Friday, May 2, 2008

Recent WiscMail Outage

The CIO/Vice Provost for Information Technology sent a detailed message to the Information Technology Committee about Wednesday's WiscMail outage. We will, I'm sure, be getting another update at our next ITC meeting.

Just to quick translate a few things in the message. First, a "memory leak" basically means that the longer the program runs, the slower it becomes. They are bugs and are occasionally encountered in new versions of software, and in general the right thing to do is to go back to the old version. Second, to understand "rebuild the message storage index database", just focus on "rebuild index." If you rip the index out of the back of a book, to replace it you have to start at the beginning of the book and re-read the whole thing. Without the index, the mail server can't find someone's email messages without searching through all of the messages. You can imagine that building an index for 60,000 inboxes takes a little bit of time.

All

Now that WiscMail service is restored, I want to give you an update on what happened.

First, let me apologize for the inconveniences this caused you. I am certain that we all count on e-mail for much of what we do every day and having these services unavailable is a significant disruption for us.

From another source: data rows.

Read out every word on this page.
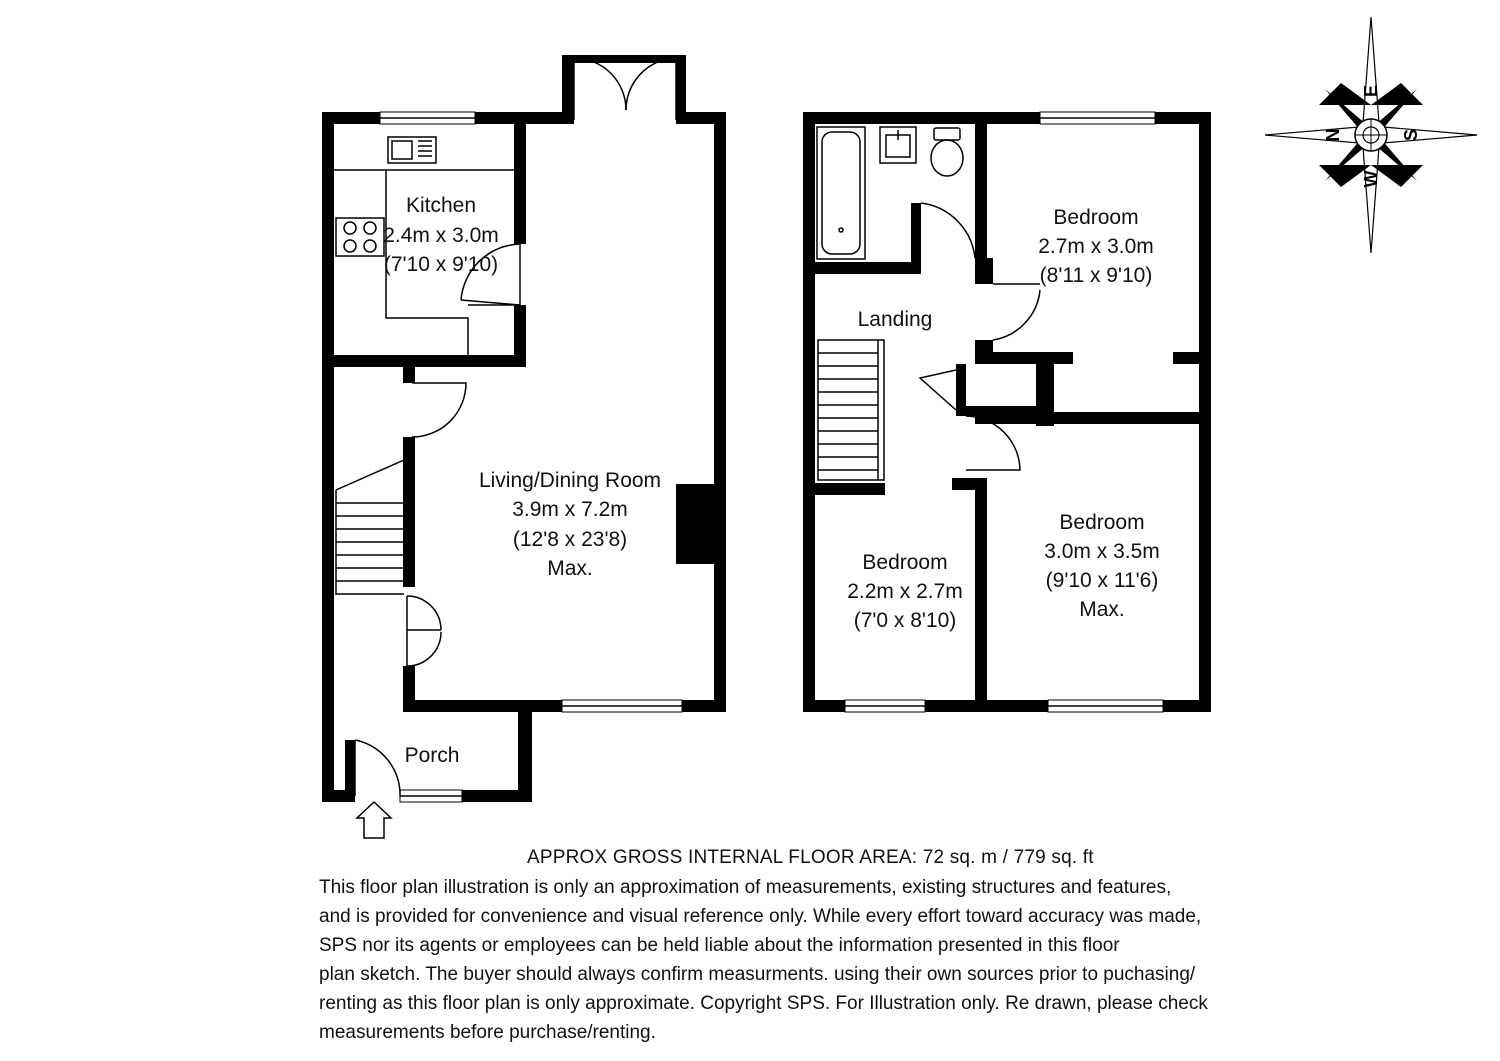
Kitchen
2.4m x 3.0m
(7'10 x 9'10)
Living/Dining Room
3.9m x 7.2m
(12'8 x 23'8)
Max.
Porch
Landing
Bedroom
2.7m x 3.0m
(8'11 x 9'10)
Bedroom
3.0m x 3.5m
(9'10 x 11'6)
Max.
Bedroom
2.2m x 2.7m
(7'0 x 8'10)
N
E
S
W
APPROX GROSS INTERNAL FLOOR AREA: 72 sq. m / 779 sq. ft

This floor plan illustration is only an approximation of measurements, existing structures and features,
and is provided for convenience and visual reference only. While every effort toward accuracy was made,
SPS nor its agents or employees can be held liable about the information presented in this floor
plan sketch. The buyer should always confirm measurments. using their own sources prior to puchasing/
renting as this floor plan is only approximate. Copyright SPS. For Illustration only. Re drawn, please check
measurements before purchase/renting.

Tuesday morning, the WiscMail team installed an update to the Sun software we use to process mail. It was believed to be a fairly modest upgrade. By noon Tuesday, a few of our mail servers were experiencing a "memory leak," which degraded from poor to no performance rather quickly. The mail team worked with the vendor to address the problems and decided to roll back the upgrade to the previous version of software. The team worked around the clock to restore service for our
users. Wednesday morning we experienced performance problems that resulted from the rollback, which required the mail team to rebuild the message store index databases. Full IMAP, POP, and webmail email delivery services were restored early afternoon Wednesday.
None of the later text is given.